Disclaimer: I am not a financial adviser. I hold no licenses. I’m just a guy. Do your own due diligence. Don’t listen to anything I say. And my views and opinions do not necessarily reflect the views and opinions of CLNSMedia. Okay, that’s out of the way…
It was just about a year ago; your big family gathering for the Thanksgiving holiday. The grub was good. Your uncle spent the whole dinner talking about the president. Then over pie, someone asked about this Bitcoin thing that they keep hearing about.
“The guys at work were talking about that.”
“I saw that on Grey’s Anatomy last week.”
“Well I heard about it on the news.”
“I have some.”
Now everyone is looking at your weirdo cousin.
And wouldn’t you know it, your cousin is suddenly a currency expert/software engineer and nobody can shut up about Bitcoin. The closing price for 1 Bitcoin last Thanksgiving was $7,977. Nothing about that price was normal on November 23rd, 2017 – but things got really out of hand immediately after.
At this point, Bitcoin was already well into bubble territory – but it still nearly tripled from the Thanksgiving 2017 price within three weeks; that is absolutely absurd price action. Having already been mentioned in an episode of Grey’s Anatomy in mid-November, it was also around this time that Bitcoin was featured on the Big Bang Theory. Between Thanksgiving table conversation and prime-time network television coverage, cryptocurrency was officially mainstream. And the price of a Bitcoin measured in USD continued hundreds of dollars higher almost every single day.
By Mid-December, the top was in and the bubble began to violently deflate. And here we are now. Falling knife status.
Even after this absolute collapse in price year to date, the timing of everything matters. I don’t anticipate that the die-hard crypto fans have even capitulated yet.
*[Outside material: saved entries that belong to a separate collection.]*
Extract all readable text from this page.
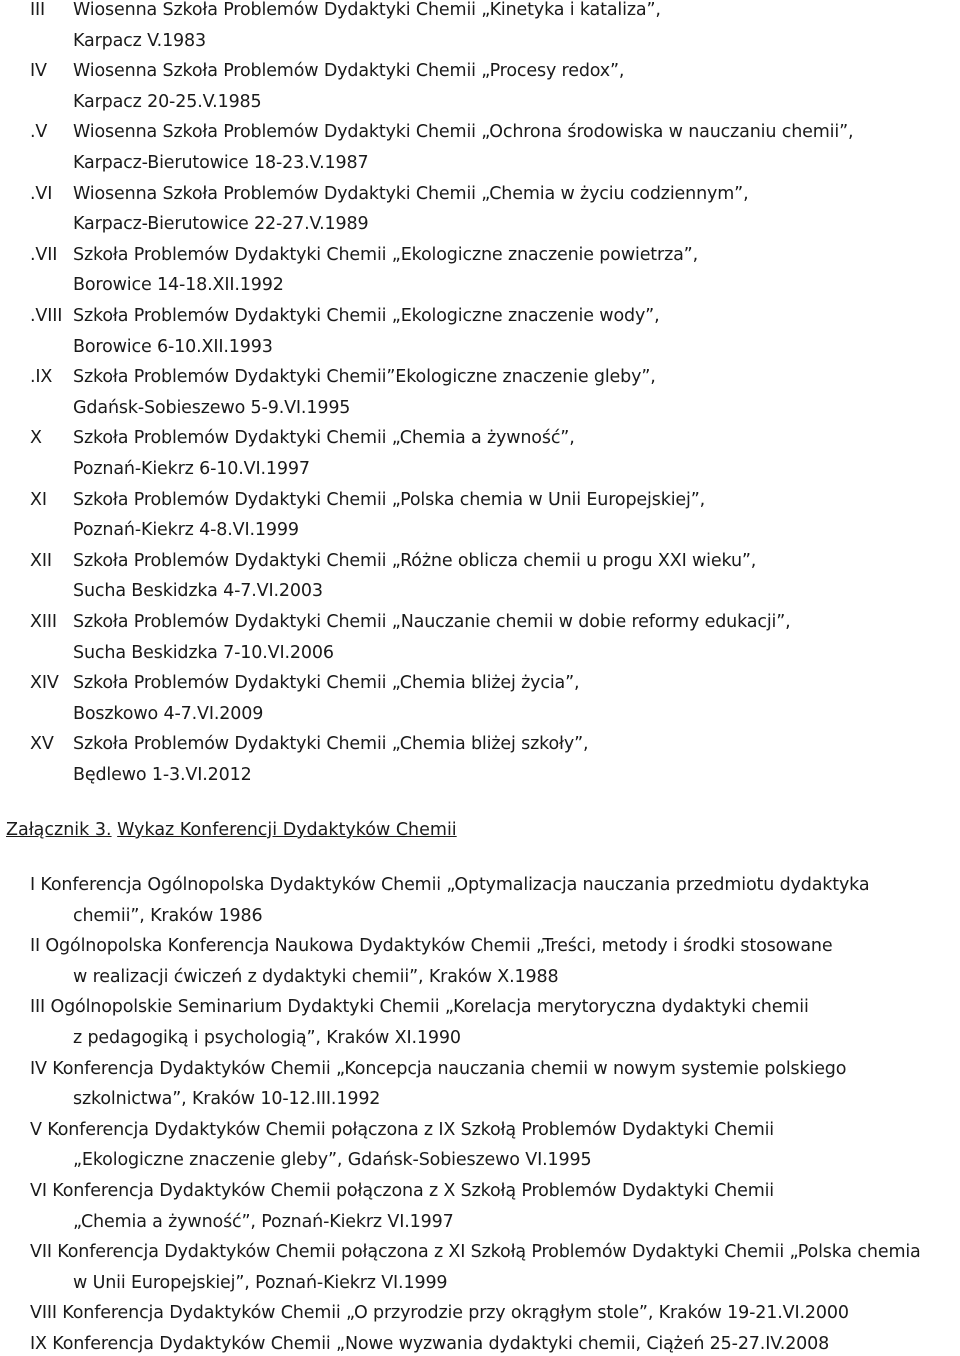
III Wiosenna Szkoła Problemów Dydaktyki Chemii „Kinetyka i kataliza”,
Karpacz V.1983
IV Wiosenna Szkoła Problemów Dydaktyki Chemii „Procesy redox”,
Karpacz 20-25.V.1985
.V Wiosenna Szkoła Problemów Dydaktyki Chemii „Ochrona środowiska w nauczaniu chemii”,
Karpacz-Bierutowice 18-23.V.1987
.VI Wiosenna Szkoła Problemów Dydaktyki Chemii „Chemia w życiu codziennym”,
Karpacz-Bierutowice 22-27.V.1989
.VII Szkoła Problemów Dydaktyki Chemii „Ekologiczne znaczenie powietrza”,
Borowice 14-18.XII.1992
.VIII Szkoła Problemów Dydaktyki Chemii „Ekologiczne znaczenie wody”,
Borowice 6-10.XII.1993
.IX Szkoła Problemów Dydaktyki Chemii”Ekologiczne znaczenie gleby”,
Gdańsk-Sobieszewo 5-9.VI.1995
X Szkoła Problemów Dydaktyki Chemii „Chemia a żywność”,
Poznań-Kiekrz 6-10.VI.1997
XI Szkoła Problemów Dydaktyki Chemii „Polska chemia w Unii Europejskiej”,
Poznań-Kiekrz 4-8.VI.1999
XII Szkoła Problemów Dydaktyki Chemii „Różne oblicza chemii u progu XXI wieku”,
Sucha Beskidzka 4-7.VI.2003
XIII Szkoła Problemów Dydaktyki Chemii „Nauczanie chemii w dobie reformy edukacji”,
Sucha Beskidzka 7-10.VI.2006
XIV Szkoła Problemów Dydaktyki Chemii „Chemia bliżej życia”,
Boszkowo 4-7.VI.2009
XV Szkoła Problemów Dydaktyki Chemii „Chemia bliżej szkoły”,
Będlewo 1-3.VI.2012
Załącznik 3. Wykaz Konferencji Dydaktyków Chemii
I Konferencja Ogólnopolska Dydaktyków Chemii „Optymalizacja nauczania przedmiotu dydaktyka
chemii”, Kraków 1986
II Ogólnopolska Konferencja Naukowa Dydaktyków Chemii „Treści, metody i środki stosowane
w realizacji ćwiczeń z dydaktyki chemii”, Kraków X.1988
III Ogólnopolskie Seminarium Dydaktyki Chemii „Korelacja merytoryczna dydaktyki chemii
z pedagogiką i psychologią”, Kraków XI.1990
IV Konferencja Dydaktyków Chemii „Koncepcja nauczania chemii w nowym systemie polskiego
szkolnictwa”, Kraków 10-12.III.1992
V Konferencja Dydaktyków Chemii połączona z IX Szkołą Problemów Dydaktyki Chemii
„Ekologiczne znaczenie gleby”, Gdańsk-Sobieszewo VI.1995
VI Konferencja Dydaktyków Chemii połączona z X Szkołą Problemów Dydaktyki Chemii
„Chemia a żywność”, Poznań-Kiekrz VI.1997
VII Konferencja Dydaktyków Chemii połączona z XI Szkołą Problemów Dydaktyki Chemii „Polska chemia
w Unii Europejskiej”, Poznań-Kiekrz VI.1999
VIII Konferencja Dydaktyków Chemii „O przyrodzie przy okrągłym stole”, Kraków 19-21.VI.2000
IX Konferencja Dydaktyków Chemii „Nowe wyzwania dydaktyki chemii, Ciążeń 25-27.IV.2008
Truthfully, that probably still isn’t happening for awhile. But, if like me, you think the holidays last year produced a lot of new Bitcoin buyers, we officially passed a breaking point. It’s a good bet that anyone who bought Bitcoin when it was $19,000 is likely hosed. But at this point, anyone who bought the post-Thanksgiving rocket is now also holding a massive bag. And I suspect these are the people who are throwing in the towel right now. That could make for some very interesting conversation at the dinner table this year. The turkey will still be there. The political arguments will be as well. But don’t be surprised if finance comes up again.
“Nice call on that Bitcoin, weirdo cousin.”
“Yeah, I lost my shirt on that one.”
“Hey, what’s going on with the stock market? It’s getting crushed.”
“My guy says buy the dip!”
This time the conversation might transition to the bloodbath that is Wall Street. This time, the bubble has already popped. Don’t believe me? Look at the FAANG stocks: Facebook, Apple, Amazon, Netflix. Google. As of this writing, they are all down at least 20% from their highs this year. These are the stocks that have been propping up the market. Now, they’re rolling over. So, what is going to save the S&P 500 from a deeper correction? A better question might be this one: does the S&P chart look a little like Bitcoin did last December?
Think about the answer to that question. Build your financial strategy accordingly. And maybe don’t listen to your Uncle when he says Netflix stock is cheap. Oh and definitely don’t listen to your weirdo cousin this time when he tells you to max out your credit card on Ripple or Dash.